Apify uses a request object to represent metadata about the currently crawled page,
such as its URL or the number of retries. See the
Request
class for a preview of the structure and full documentation.

response{status: number, headers: Object}

The HTTP response object is produced by Puppeteer. Currently, we only pass the HTTP status code
and the response headers to the context.

#### Functions:

ArgumentType

saveSnapshotFunction

A helper function that enables saving a snapshot of the current page's HTML and its screenshot
into the default key value store. Each snapshot overwrites the previous one and the function's
invocations will also be throttled if invoked more than once in 2 seconds, to prevent abuse.
So make sure you don't call it for every single request. You can find the screenshot under
the SNAPSHOT-SCREENSHOT key and the HTML under the SNAPSHOT-HTML key.

skipLinksFunction

With each invocation of the pageFunction the crawler attempts to extract
new URLs from the page using the Link selector and PseudoURLs provided in the input UI.
If you want to prevent this behavior in certain cases, call the skipLinks
function and no URLs will be added to the queue for the given page.

skipOutputFunction

Since each return value of the pageFunction is saved to the default dataset,
this provides a way of overriding that functionality. Just call skipOutput
and the result of the current invocation will not be saved to the dataset.

enqueuePageFunction

To enqueue a specific URL manually instead of automatically by a combination of a Link selector
and a Pseudo URL, use the enqueuePage function. It accepts a plain object as argument
that needs to have the structure to construct a
Request object.
But frankly, you just need a URL: { url: 'https://www.example.com }

jQueryFunction

To make the DOM manipulation within the page easier, you may choose the injectJQuery
option in the UI and all the crawled pages will have an instance of the
jQuery library
available. However, since we do not want to modify the page in any way, we don't inject it
into the global $ object as you may be used to, but instead we make it available
in context. Feel free to const $ = context.jQuery to get the familiar notation.

#### Class instances:
##### Global Store
`globalStore` represents an instance of a very simple in memory store that is not scoped to the individual
`pageFunction` invocation. This enables you to easily share global data such as API responses, tokens and other.
Since the stored data need to cross the from the Browser to the Node.js process, they cannot be any data,
but always need to be JSON stringifiable. Therefore, you cannot store DOM objects, live class instances,
functions etc. Only a JSON representation of the passed object will be stored, with all the relevant limitations.

MethodReturn Type

get(key:string)Promise<Object>

Retrieves a JSON serializable value from the global store using the provided key.

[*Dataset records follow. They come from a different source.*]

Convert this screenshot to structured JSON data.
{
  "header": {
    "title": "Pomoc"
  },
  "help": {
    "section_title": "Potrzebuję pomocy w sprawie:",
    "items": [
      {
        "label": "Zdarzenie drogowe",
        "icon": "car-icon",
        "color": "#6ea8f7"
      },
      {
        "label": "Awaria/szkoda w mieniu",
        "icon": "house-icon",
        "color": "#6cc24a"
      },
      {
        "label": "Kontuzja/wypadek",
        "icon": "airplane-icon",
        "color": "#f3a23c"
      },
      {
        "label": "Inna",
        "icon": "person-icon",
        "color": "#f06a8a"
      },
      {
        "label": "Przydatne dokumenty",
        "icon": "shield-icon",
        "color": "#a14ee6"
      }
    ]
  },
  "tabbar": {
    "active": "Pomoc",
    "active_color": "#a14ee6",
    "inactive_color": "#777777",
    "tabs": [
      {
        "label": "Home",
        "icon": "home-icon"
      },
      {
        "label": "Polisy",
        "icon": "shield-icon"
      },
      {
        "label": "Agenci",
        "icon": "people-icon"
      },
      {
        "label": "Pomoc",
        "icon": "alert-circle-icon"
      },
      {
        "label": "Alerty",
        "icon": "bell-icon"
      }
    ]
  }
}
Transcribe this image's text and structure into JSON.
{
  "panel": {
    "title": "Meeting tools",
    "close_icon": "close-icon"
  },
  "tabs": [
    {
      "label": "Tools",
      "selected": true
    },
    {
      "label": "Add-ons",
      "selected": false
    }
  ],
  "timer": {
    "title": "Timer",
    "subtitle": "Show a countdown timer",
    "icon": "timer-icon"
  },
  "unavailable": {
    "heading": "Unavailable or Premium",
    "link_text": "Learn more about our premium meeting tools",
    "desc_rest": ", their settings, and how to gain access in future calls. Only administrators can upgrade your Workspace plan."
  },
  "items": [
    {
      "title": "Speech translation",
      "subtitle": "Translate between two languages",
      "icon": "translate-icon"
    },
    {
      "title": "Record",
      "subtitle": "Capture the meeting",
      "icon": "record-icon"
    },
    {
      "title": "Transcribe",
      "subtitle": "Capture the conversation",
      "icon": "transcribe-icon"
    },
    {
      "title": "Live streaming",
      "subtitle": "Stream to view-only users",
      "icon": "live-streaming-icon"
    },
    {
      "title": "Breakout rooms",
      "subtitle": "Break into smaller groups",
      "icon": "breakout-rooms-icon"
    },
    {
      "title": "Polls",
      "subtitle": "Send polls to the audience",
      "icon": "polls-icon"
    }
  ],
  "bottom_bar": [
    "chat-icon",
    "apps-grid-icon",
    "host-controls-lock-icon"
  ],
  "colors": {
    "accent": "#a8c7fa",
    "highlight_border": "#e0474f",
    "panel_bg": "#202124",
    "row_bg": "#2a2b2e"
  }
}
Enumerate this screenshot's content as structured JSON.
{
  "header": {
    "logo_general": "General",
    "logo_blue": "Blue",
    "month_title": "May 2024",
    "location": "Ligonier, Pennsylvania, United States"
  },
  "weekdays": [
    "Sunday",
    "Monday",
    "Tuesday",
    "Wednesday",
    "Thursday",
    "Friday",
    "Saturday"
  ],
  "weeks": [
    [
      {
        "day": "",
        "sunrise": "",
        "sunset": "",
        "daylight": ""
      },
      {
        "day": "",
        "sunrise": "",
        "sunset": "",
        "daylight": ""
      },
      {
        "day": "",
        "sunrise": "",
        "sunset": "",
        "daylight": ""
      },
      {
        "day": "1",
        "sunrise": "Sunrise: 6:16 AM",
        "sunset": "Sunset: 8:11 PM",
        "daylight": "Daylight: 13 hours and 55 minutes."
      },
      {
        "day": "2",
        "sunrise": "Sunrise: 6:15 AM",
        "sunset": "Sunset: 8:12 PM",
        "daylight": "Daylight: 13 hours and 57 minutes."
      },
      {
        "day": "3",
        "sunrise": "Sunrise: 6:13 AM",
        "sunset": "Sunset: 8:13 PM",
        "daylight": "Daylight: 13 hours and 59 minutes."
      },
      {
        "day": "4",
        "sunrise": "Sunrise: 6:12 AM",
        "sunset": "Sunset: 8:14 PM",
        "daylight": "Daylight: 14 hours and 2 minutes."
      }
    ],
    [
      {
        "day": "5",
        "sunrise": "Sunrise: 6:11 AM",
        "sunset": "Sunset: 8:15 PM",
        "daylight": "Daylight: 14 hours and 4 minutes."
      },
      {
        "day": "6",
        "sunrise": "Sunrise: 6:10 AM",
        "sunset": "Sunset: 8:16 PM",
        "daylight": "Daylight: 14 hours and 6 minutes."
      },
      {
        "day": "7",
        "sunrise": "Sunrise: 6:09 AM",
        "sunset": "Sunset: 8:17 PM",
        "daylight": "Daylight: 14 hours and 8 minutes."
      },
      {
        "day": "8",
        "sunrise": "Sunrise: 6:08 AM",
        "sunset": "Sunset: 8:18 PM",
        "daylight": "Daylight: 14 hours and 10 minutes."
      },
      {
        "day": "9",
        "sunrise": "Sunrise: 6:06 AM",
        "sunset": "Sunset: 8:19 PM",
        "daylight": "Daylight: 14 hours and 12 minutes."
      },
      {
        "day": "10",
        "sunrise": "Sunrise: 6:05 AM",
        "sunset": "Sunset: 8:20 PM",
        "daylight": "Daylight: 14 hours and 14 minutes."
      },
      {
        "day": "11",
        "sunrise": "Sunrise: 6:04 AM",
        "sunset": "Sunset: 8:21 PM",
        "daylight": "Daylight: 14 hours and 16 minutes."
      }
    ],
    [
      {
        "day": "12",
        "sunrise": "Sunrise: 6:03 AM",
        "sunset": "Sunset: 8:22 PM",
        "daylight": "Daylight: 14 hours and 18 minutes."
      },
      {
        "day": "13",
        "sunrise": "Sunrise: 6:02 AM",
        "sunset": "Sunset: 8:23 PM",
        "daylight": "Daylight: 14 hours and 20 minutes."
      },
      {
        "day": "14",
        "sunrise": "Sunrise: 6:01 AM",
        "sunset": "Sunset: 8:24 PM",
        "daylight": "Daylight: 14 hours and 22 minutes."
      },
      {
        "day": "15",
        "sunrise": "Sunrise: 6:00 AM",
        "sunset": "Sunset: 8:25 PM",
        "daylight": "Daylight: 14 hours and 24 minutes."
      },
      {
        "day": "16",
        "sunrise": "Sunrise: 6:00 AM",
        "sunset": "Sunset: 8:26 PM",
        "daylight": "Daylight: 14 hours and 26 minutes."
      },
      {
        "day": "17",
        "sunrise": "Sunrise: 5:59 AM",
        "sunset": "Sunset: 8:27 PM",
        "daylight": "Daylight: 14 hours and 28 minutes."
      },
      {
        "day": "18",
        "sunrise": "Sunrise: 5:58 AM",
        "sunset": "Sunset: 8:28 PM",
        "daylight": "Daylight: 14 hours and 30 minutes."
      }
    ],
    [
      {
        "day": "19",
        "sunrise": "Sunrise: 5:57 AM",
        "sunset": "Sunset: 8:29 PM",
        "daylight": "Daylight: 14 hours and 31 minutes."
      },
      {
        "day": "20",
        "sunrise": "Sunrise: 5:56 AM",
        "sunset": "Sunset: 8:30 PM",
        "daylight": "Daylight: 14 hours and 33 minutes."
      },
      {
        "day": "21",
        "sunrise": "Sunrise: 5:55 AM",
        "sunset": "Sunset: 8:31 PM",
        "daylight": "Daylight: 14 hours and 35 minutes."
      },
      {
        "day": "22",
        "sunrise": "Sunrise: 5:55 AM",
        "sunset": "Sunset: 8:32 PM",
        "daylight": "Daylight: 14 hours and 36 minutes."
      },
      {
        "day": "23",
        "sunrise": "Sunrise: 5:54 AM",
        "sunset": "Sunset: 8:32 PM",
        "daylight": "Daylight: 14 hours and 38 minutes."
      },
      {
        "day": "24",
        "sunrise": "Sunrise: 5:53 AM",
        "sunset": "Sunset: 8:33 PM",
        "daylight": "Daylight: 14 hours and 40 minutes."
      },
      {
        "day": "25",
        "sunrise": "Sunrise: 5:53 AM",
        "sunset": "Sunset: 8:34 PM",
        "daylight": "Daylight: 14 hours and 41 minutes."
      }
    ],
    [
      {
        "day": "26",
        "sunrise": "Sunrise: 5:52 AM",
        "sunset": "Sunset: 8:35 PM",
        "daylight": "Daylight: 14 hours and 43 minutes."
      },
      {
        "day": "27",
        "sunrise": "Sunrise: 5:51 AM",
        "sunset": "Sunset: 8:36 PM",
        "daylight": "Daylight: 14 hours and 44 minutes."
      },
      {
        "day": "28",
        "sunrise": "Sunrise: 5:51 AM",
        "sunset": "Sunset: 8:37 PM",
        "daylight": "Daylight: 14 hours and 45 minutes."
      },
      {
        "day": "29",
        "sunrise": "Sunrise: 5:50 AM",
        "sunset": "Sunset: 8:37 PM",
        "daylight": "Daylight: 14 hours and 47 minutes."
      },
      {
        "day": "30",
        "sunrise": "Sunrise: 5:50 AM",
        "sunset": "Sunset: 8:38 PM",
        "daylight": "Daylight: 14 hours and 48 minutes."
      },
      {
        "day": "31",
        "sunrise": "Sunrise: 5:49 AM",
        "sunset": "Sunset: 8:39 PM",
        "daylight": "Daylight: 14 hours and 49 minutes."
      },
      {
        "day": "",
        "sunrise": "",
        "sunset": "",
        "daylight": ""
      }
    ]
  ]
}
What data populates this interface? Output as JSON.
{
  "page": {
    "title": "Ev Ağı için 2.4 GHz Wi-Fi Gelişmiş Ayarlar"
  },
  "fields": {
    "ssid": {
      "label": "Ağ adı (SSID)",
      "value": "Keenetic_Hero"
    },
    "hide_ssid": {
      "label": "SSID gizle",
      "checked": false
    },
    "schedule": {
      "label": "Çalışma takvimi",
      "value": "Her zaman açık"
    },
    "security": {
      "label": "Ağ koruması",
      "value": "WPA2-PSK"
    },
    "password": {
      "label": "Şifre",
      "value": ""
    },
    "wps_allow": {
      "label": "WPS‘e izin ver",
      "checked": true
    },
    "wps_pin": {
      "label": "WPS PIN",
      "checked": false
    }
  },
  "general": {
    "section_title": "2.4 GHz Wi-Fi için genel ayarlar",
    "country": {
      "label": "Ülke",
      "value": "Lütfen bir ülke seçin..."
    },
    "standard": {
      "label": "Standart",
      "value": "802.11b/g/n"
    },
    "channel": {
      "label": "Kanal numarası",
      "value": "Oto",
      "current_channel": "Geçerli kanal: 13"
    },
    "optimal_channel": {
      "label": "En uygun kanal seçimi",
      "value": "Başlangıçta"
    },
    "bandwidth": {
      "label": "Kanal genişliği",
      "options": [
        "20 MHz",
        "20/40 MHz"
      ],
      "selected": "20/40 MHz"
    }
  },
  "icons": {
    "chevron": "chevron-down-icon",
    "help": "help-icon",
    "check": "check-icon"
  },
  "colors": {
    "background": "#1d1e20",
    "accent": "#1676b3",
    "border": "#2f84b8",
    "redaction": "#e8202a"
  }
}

set(key:string, value:Object)Promise

Saves a JSON serializable value to the global store using the provided key.

size()Promise<number>

Returns the current number of values in the global store.

list()Promise<Array>

Returns all the keys currently stored in the global store.

## Output

Ouput is a dataset containing extracted data for each scraped page.

### Dataset
For each of the scraped URLs, the dataset contains an object with results and some metadata.
If you were scraping the HTML `` of [IANA](https://www.iana.org/) it would look like this:

```json
{
"title": "Internet Assigned Numbers Authority",
"#error": false,
"#debug": {
"url": "https://www.iana.org/",
"method": "GET",
"retryCount": 0,
"errorMessages": null,
"requestId": "e2Hd517QWfF4tVh"
}
}
```

The metadata are prefixed with a `#`. Soon you will be able to exclude the metadata
from the results by providing an API flag.